The man moved to the bedroom door and stood looking out. An interior balcony extended to both sides of him, overlooking a gargantuan living room. Far opposite, a wall of windows surveyed immaculately groomed fields, now glowing like dull silver in the warm, early-summer moonlight.
He considered the conclusions he’d reached about these two. Huge overhead, staggering bills, social expectations from all corners, embarrassing secrets. An impressive burden of toil, cost, supply, and demand based on nothing more important than the choice between cashmere and lamb’s wool. But he wasn’t condemning. After all, he spent considerable time researching how and when to break into places like this—without leaving any trace of his methods. Wasn’t what drove him as important to him as Lisbeth’s eye cream was to her, or Lloyd’s secret stash to him?
Each of us just struggles to keep in balance, he thought blandly, as banal and unsatisfying as that seemed. In his case, he saw himself as a night stalker, a collector of information useful either as a means of support or as pure intelligence about his fellow human beings. He had homework to do, and this was how he did it. To others, he’d be a slightly eccentric burglar.

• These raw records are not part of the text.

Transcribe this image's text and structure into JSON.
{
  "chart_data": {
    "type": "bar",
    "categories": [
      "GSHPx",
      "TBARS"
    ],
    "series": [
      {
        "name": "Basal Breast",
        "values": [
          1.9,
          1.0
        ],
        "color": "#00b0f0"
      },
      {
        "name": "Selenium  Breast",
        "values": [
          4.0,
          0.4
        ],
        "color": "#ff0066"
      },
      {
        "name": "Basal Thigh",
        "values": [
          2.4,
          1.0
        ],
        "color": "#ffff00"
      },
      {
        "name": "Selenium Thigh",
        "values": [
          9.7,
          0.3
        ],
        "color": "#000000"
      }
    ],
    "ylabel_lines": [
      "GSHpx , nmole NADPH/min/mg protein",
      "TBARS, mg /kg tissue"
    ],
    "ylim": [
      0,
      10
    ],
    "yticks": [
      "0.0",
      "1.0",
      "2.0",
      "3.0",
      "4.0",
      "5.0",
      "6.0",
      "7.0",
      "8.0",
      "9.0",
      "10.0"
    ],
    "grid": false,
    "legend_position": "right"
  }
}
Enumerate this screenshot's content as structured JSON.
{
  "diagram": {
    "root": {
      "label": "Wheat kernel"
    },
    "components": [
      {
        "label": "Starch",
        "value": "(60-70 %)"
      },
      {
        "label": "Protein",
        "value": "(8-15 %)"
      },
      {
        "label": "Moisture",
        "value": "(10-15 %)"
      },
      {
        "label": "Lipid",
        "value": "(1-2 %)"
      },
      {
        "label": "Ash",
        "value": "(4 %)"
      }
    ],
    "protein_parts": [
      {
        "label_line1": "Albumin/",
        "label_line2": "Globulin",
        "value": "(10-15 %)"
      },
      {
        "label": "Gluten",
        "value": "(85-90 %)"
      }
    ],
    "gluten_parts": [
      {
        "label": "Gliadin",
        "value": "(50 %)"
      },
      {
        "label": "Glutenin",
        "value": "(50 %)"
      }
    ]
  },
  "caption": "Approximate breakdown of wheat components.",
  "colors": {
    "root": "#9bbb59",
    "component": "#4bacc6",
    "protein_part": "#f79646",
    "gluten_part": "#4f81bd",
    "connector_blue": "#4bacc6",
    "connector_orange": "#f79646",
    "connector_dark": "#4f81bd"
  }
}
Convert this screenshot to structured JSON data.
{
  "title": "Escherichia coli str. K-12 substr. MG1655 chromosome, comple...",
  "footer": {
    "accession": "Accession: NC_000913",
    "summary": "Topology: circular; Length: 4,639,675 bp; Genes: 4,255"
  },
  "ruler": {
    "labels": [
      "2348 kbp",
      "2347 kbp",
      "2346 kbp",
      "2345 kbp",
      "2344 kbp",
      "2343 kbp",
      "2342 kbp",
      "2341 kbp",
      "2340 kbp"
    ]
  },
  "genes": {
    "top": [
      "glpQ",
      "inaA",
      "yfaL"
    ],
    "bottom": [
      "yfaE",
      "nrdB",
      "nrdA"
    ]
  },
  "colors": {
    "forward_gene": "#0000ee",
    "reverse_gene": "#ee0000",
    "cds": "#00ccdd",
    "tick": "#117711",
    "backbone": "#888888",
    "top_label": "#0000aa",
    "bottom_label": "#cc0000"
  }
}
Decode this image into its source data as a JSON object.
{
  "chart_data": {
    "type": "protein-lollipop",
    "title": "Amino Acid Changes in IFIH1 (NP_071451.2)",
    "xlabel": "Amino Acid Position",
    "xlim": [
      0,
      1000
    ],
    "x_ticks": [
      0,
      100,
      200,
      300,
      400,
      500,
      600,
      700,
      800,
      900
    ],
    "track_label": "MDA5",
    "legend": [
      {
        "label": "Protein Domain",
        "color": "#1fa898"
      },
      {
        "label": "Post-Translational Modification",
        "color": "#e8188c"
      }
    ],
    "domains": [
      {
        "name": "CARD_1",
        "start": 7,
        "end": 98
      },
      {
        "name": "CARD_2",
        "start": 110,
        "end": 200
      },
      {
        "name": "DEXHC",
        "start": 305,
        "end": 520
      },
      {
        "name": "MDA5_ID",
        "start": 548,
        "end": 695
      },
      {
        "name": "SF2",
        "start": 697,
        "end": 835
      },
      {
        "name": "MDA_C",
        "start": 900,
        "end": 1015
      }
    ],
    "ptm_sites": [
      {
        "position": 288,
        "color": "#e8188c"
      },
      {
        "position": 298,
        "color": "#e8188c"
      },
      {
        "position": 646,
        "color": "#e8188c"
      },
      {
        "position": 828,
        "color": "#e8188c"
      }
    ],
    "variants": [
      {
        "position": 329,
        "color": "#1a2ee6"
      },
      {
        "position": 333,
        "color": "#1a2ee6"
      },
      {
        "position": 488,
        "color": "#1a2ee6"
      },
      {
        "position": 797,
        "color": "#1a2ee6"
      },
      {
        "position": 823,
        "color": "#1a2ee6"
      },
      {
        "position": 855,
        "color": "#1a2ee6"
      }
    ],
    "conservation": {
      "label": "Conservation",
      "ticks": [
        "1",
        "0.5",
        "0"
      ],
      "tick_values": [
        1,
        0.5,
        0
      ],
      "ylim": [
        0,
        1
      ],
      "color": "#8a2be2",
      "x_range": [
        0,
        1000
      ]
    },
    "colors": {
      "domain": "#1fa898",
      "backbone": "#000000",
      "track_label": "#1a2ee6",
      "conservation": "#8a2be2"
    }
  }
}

He leaned forward and placed his hands on the railing, absorbing the feeling of superiority and control. They wouldn’t understand how he enjoyed the knowledge such moments provided. That was his need. He left these clandestine encounters richer for the perceptions he gained.
He and his daughter, Sally, had once chatted about which super power they’d most enjoy having. She’d said flight, not surprisingly; he’d chosen the ability to transmigrate walls. Like a ghost. All-seeing but invisible. The closest she might get to reality was through a pilot’s license and a plane, many years and much cash later. He was all squared away.
He heard a rustling behind him and quickly stepped out of sight, then glanced around the corner to confirm it was only a little tossing and turning.
Still, he’d been here for a few hours, wandering throughout the house, poking into closets, drawers, and, of course, the fridge. No point overstaying his purloined welcome.
He reentered the bedroom and returned to the sleeping couple, standing on the woman’s side, close enough that if he bent over, he could kiss her naked shoulder blade. Yielding to temptation, he did at least bow, not to kiss but to feel the heat of her in his nostrils. She smelled good.
Finally conceding that the time had come, he extracted a one-inch square piece of yellow paper and stuck it carefully to the woman’s small bottle of lubricant.
TAG! it said in bold letters, inscribed with a broad felt pen. Maybe he didn’t want to reveal his method of entry, but he liked their knowing he’d been here.
He gave them a last smile before fading away toward the bedroom door and the world beyond.